Lauréats du Prix Synergie de l’innovation 2015
La laitue mène à tout, pourvu que l’on creuse! C’est exactement ce que viennent de prouver Jean Caron et Daniel Malenfant. Après huit ans d’efforts acharnés qui ont requis un investissement de plus de 5 M$, le chercheur de l’Université Laval et le directeur général de la firme Vert Nature ont développé AGIRRSOL, un logiciel qui permet de suivre et de combler en temps réel les besoins en eau des laitues et d’éviter, à la fois, le manque et le gaspillage d’eau ainsi que la perte de récoltes.

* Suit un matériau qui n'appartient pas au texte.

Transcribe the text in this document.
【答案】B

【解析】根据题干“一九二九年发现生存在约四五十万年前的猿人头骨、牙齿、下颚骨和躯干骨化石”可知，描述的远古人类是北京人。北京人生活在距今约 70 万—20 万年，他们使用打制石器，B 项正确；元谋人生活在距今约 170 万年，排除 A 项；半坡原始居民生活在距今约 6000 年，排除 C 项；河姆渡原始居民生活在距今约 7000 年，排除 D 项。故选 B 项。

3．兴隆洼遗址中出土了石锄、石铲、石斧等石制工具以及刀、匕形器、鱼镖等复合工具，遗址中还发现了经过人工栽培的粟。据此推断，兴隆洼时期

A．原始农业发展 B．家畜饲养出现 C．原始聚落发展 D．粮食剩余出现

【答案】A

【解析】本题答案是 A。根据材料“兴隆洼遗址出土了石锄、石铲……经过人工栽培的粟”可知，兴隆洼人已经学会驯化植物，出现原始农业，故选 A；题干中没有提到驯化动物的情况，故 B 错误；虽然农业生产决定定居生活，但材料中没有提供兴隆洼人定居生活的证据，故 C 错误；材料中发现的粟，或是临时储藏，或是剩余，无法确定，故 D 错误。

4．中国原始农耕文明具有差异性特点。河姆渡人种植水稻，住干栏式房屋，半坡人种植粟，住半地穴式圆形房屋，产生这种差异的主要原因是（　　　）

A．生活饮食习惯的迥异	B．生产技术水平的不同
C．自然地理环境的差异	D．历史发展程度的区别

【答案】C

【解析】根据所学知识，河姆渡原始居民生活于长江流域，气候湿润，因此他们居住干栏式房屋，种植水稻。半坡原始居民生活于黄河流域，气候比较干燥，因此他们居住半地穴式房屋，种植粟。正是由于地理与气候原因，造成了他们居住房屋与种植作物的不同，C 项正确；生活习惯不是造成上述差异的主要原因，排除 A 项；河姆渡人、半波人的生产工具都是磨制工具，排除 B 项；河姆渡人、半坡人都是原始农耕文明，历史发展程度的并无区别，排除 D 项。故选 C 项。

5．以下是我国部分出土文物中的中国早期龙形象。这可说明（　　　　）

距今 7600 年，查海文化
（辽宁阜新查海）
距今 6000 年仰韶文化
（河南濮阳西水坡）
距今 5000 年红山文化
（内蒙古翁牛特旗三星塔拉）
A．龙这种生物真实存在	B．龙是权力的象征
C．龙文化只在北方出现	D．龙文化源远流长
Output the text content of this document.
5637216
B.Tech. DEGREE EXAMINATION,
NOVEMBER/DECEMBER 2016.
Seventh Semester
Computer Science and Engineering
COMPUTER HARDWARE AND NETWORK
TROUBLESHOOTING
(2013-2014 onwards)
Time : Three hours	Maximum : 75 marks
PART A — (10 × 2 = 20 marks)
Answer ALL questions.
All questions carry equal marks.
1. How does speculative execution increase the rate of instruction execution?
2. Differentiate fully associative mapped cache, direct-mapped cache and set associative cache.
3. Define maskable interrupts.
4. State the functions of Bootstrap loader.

Le programme informatique qu’ils ont développé (en partenariat avec les firmes Delfland, Fermes Hotte et Van Winden, Maraîchers J.P.L Guérin & fils et Production horticole Van Winden) vient d’ailleurs de leur valoir le Prix Synergie de l’innovation 2015 décerné par le Conseil de recherches en sciences naturelles et en génie du Canada (CRSNG).
«Au départ, raconte Jean Caron, ce sont de grands producteurs maraîchers qui nous ont approchés. Ils étaient confrontés au problème de la brûlure de la pointe et souhaitaient qu’on les aide à trouver une solution à ce désordre physiologique qui leurs occasionnaient de grandes pertes.»
Conscient qu’il s’agissait d’une problématique de gestion de l’irrigation, le spécialiste en physique des sols a planché sur un logiciel qui, en couplant les données de capteurs mesurant l’humidité du sol et celles des études de cartographie effectuées sur le terrain, permettrait de générer une prescription d’irrigation très précise. Puisque 30% des problèmes sont liés à l’irrigation et 40% relèvent du drainage, on comprend vite les gains de productivité que ce logiciel pourrait offrir.
«Notre logiciel, c’est exactement comme si on fournissait aux pompiers un système d’alarme qui leur prédirait où et dans combien de jours allait se déclarer l’incendie. Nous sommes en mode préventif plutôt que réactif.»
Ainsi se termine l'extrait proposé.